The Book of Mormon: Profane or Profound
No matter what you do or who you talk to, it’s hard to escape the hype surrounding the latest musical extraordinaire to come to Australia’s shores – the Tony award winning musical; The Book of Mormon, heralding from the writers of South Park. It’s currently playing in Sydney at the Star Casino until September 2018. The show has received reviews like “a hilarious musical that seldom goes more than 10 seconds without a big laugh” from Robert Feldberg of Bergen Record and “surely goes further than any musical in Broadway history. Hilariously profane and wholly hilarious” from the Chicago Tribune. It’s no wonder why people cannot stop talking about it.
Arriving at the Casino on Saturday night, the place was swarming with patrons, all buzzing in anticipation and excitement for the show they were about to see. The musical itself revolves around two new members of the Mormon church, Elder Price and Elder Cunningham, who have just been given their mission location – Uganda, where they are sent to try and garner new members to the Church of Christ of Latter-day Saints. As you can imagine, the concept doesn’t initially go down well with the people of Uganda and you follow their journey to bring the word of The Book of Mormon and the story of Joseph Smith.
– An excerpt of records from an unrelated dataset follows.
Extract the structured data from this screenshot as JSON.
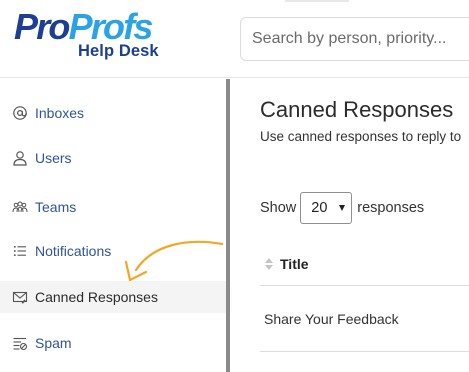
{
  "header": {
    "logo_pro": "Pro",
    "logo_profs": "Profs",
    "logo_subtitle": "Help Desk",
    "search_placeholder": "Search by person, priority..."
  },
  "sidebar": {
    "items": [
      {
        "label": "Inboxes",
        "icon": "at-icon",
        "active": false
      },
      {
        "label": "Users",
        "icon": "user-icon",
        "active": false
      },
      {
        "label": "Teams",
        "icon": "team-icon",
        "active": false
      },
      {
        "label": "Notifications",
        "icon": "list-icon",
        "active": false
      },
      {
        "label": "Canned Responses",
        "icon": "envelope-icon",
        "active": true
      },
      {
        "label": "Spam",
        "icon": "spam-filter-icon",
        "active": false
      }
    ]
  },
  "main": {
    "title": "Canned Responses",
    "subtitle": "Use canned responses to reply to",
    "show_label": "Show",
    "page_size": "20",
    "responses_label": "responses",
    "table": {
      "columns": [
        "Title"
      ],
      "rows": [
        [
          "Share Your Feedback"
        ]
      ]
    }
  },
  "colors": {
    "brand_dark": "#1c3f94",
    "brand_light": "#2aa3e6",
    "nav_link": "#2f5597",
    "annotation_arrow": "#f5a623"
  }
}
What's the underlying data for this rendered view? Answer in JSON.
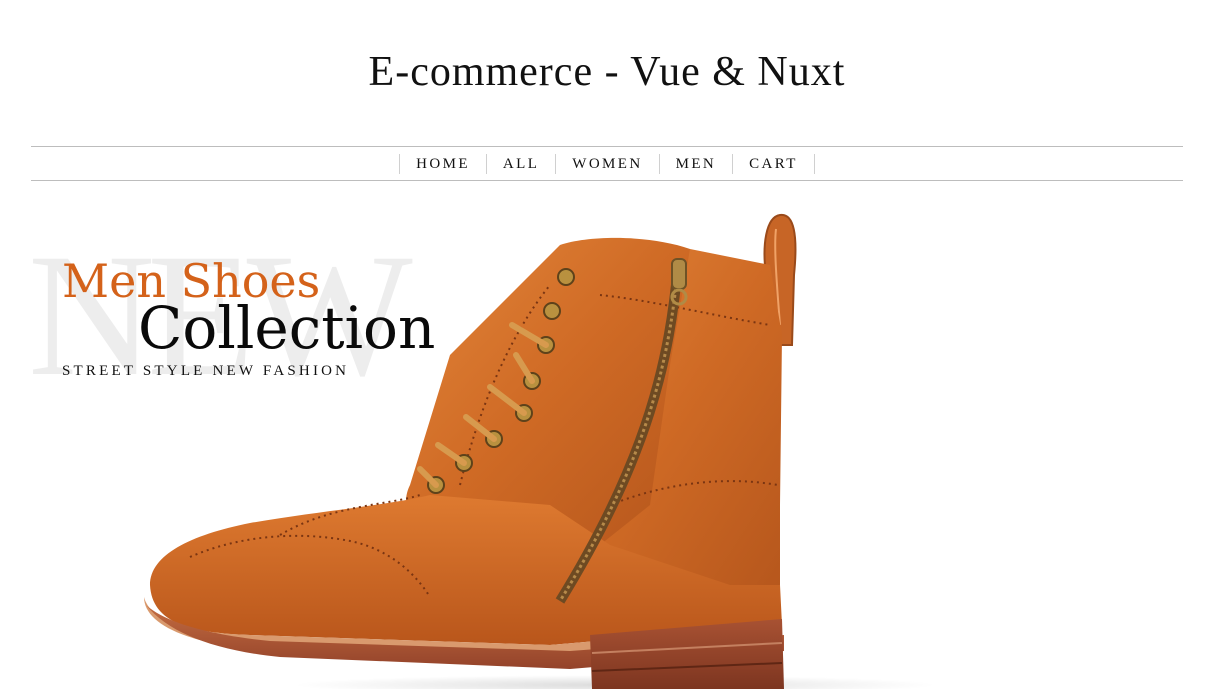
{
  "header": {
    "title": "E-commerce - Vue & Nuxt"
  },
  "nav": {
    "items": [
      {
        "label": "HOME"
      },
      {
        "label": "ALL"
      },
      {
        "label": "WOMEN"
      },
      {
        "label": "MEN"
      },
      {
        "label": "CART"
      }
    ]
  },
  "hero": {
    "background_word": "NEW",
    "subtitle": "Men Shoes",
    "title": "Collection",
    "tagline": "STREET STYLE NEW FASHION",
    "image": "brown-leather-zip-boot",
    "colors": {
      "accent": "#d4621a",
      "leather": "#cf6a25",
      "sole": "#9a4526"
    }
  }
}
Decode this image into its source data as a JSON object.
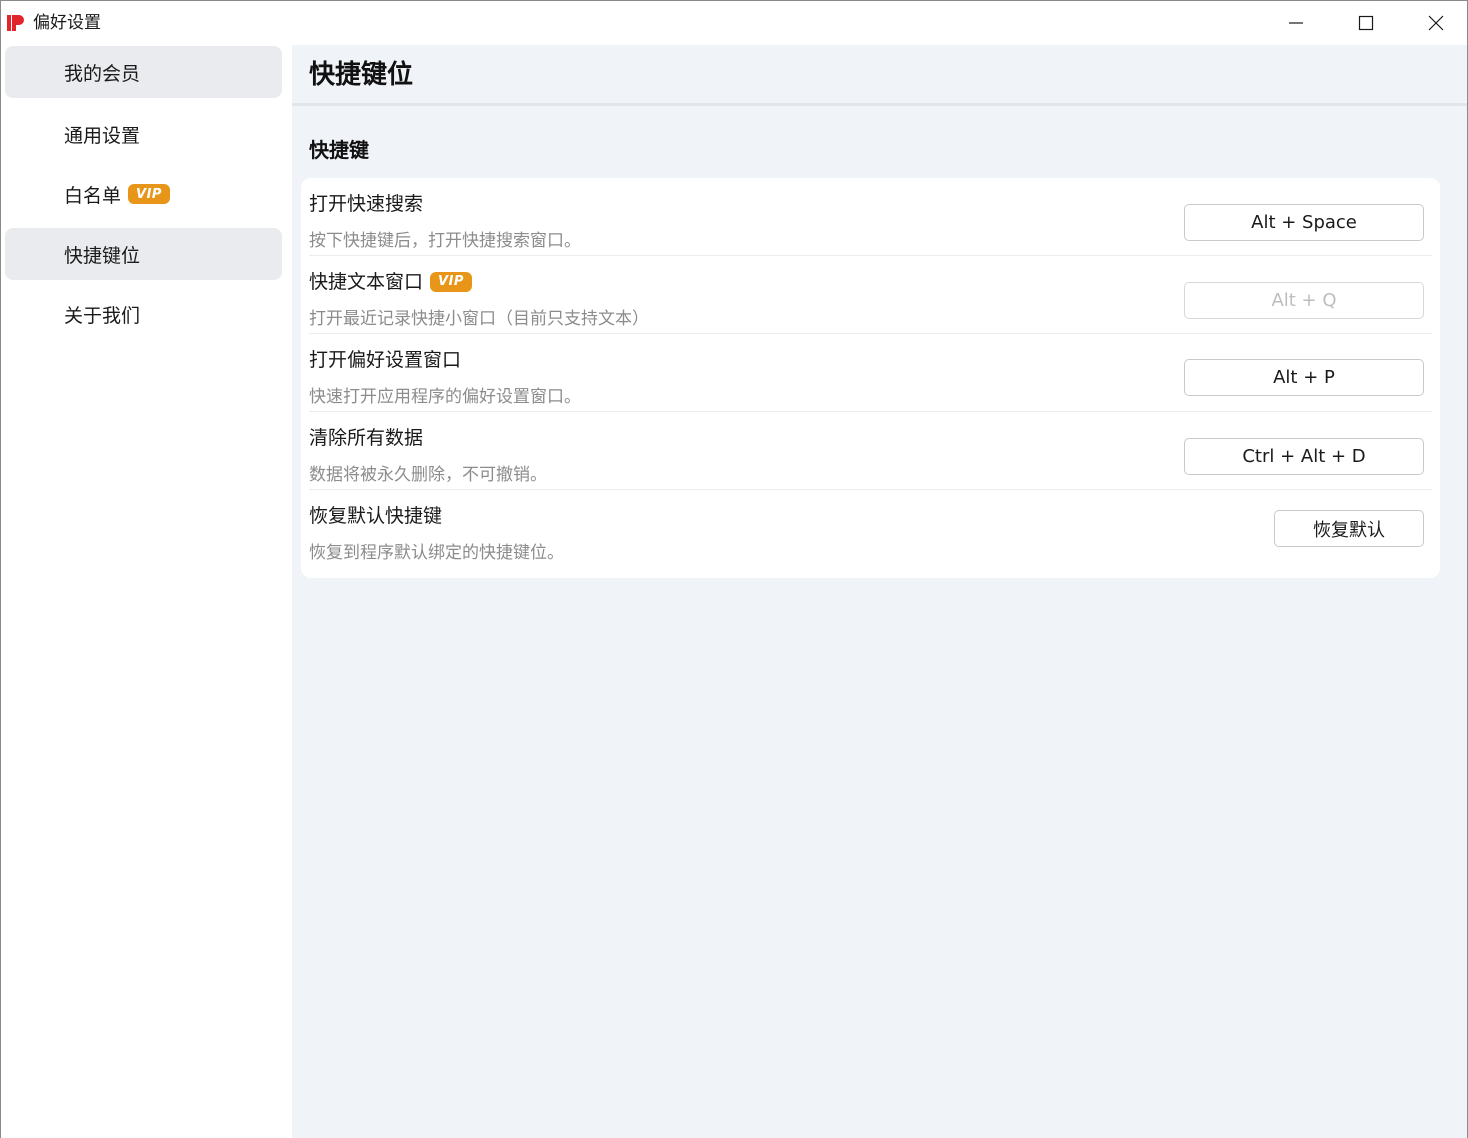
{
  "window": {
    "title": "偏好设置",
    "logo_icon": "app-logo-icon",
    "controls": {
      "minimize_icon": "minimize-icon",
      "maximize_icon": "maximize-icon",
      "close_icon": "close-icon"
    }
  },
  "sidebar": {
    "items": [
      {
        "label": "我的会员",
        "active": true
      },
      {
        "label": "通用设置",
        "active": false
      },
      {
        "label": "白名单",
        "active": false,
        "badge": "VIP"
      },
      {
        "label": "快捷键位",
        "active": true
      },
      {
        "label": "关于我们",
        "active": false
      }
    ]
  },
  "main": {
    "title": "快捷键位",
    "section_title": "快捷键",
    "shortcuts": [
      {
        "title": "打开快速搜索",
        "description": "按下快捷键后，打开快捷搜索窗口。",
        "key": "Alt + Space",
        "enabled": true
      },
      {
        "title": "快捷文本窗口",
        "badge": "VIP",
        "description": "打开最近记录快捷小窗口（目前只支持文本）",
        "key": "Alt + Q",
        "enabled": false
      },
      {
        "title": "打开偏好设置窗口",
        "description": "快速打开应用程序的偏好设置窗口。",
        "key": "Alt + P",
        "enabled": true
      },
      {
        "title": "清除所有数据",
        "description": "数据将被永久删除，不可撤销。",
        "key": "Ctrl + Alt + D",
        "enabled": true
      },
      {
        "title": "恢复默认快捷键",
        "description": "恢复到程序默认绑定的快捷键位。",
        "button": "恢复默认"
      }
    ]
  },
  "colors": {
    "accent_vip": "#e8961a",
    "main_bg": "#f0f4f8",
    "sidebar_active": "#e9ebee",
    "logo_red": "#e0262b"
  }
}
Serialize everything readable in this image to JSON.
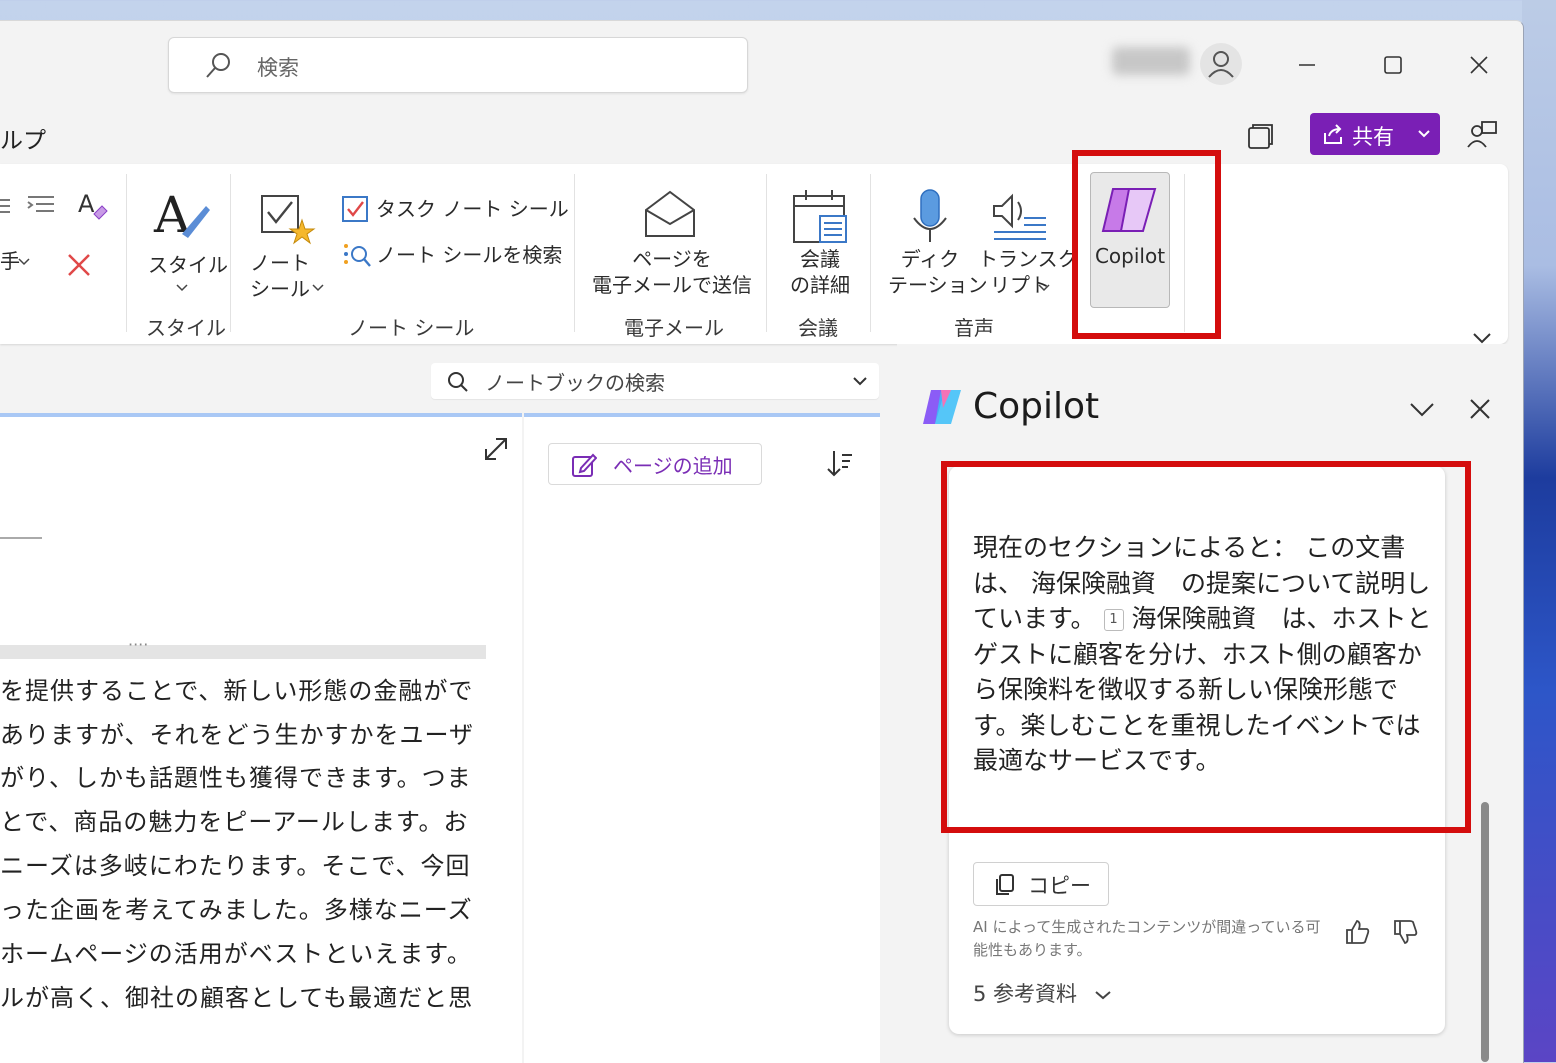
{
  "titlebar": {
    "search_placeholder": "検索"
  },
  "menu": {
    "partial_label": "ルプ"
  },
  "share": {
    "label": "共有"
  },
  "ribbon": {
    "style_group": {
      "button_label": "スタイル",
      "group_label": "スタイル"
    },
    "tags_group": {
      "note_tag_label": "ノート\nシール",
      "task_tag_label": "タスク ノート シール",
      "find_tags_label": "ノート シールを検索",
      "group_label": "ノート シール"
    },
    "email_group": {
      "button_label": "ページを\n電子メールで送信",
      "group_label": "電子メール"
    },
    "meeting_group": {
      "button_label": "会議\nの詳細",
      "group_label": "会議"
    },
    "voice_group": {
      "dictate_label": "ディク\nテーション",
      "transcribe_label": "トランスク\nリプト",
      "group_label": "音声"
    },
    "copilot_label": "Copilot",
    "partial_left_label": "手"
  },
  "notebook_search": {
    "placeholder": "ノートブックの検索"
  },
  "page_list": {
    "add_page_label": "ページの追加"
  },
  "page_content": {
    "lines": [
      "を提供することで、新しい形態の金融がで",
      "ありますが、それをどう生かすかをユーザ",
      "がり、しかも話題性も獲得できます。つま",
      "とで、商品の魅力をピーアールします。お",
      "ニーズは多岐にわたります。そこで、今回",
      "った企画を考えてみました。多様なニーズ",
      "ホームページの活用がベストといえます。",
      "ルが高く、御社の顧客としても最適だと思"
    ]
  },
  "copilot_pane": {
    "title": "Copilot",
    "response_part1": "現在のセクションによると： この文書は、 海保険融資　の提案について説明しています。",
    "citation": "1",
    "response_part2": "海保険融資　は、ホストとゲストに顧客を分け、ホスト側の顧客から保険料を徴収する新しい保険形態です。楽しむことを重視したイベントでは最適なサービスです。",
    "copy_label": "コピー",
    "disclaimer": "AI によって生成されたコンテンツが間違っている可能性もあります。",
    "references_label": "5 参考資料"
  },
  "colors": {
    "accent_purple": "#7a1fb5",
    "highlight_red": "#d40d0d"
  }
}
The casting was done magnificently, all the stars suited their roles well, most of them portraying more than one persona throughout the night on stage. The songs were catchy but very tongue-in-cheek, and a lot of the time you weren’t sure if you should laugh or gasp at some of the dialogue; but from the writers of South Park you can’t really expect much else.
Other patrons raved about the production, saying it was well done and praising the story.
“I would definitely go and see it again, I think you would get a lot more out of it the second time” said patron, Mike Stewart, on the night.
Other patrons said it was funny and recanted their favourite parts of the spectacle.
It was a light-hearted take on something that, to many could be quite personal and there’s a lot of reasons why something like this shouldn’t work so well. But it does, and not everyone can write a satirical musical based around religious beliefs that transcends all audiences and brings everyone together.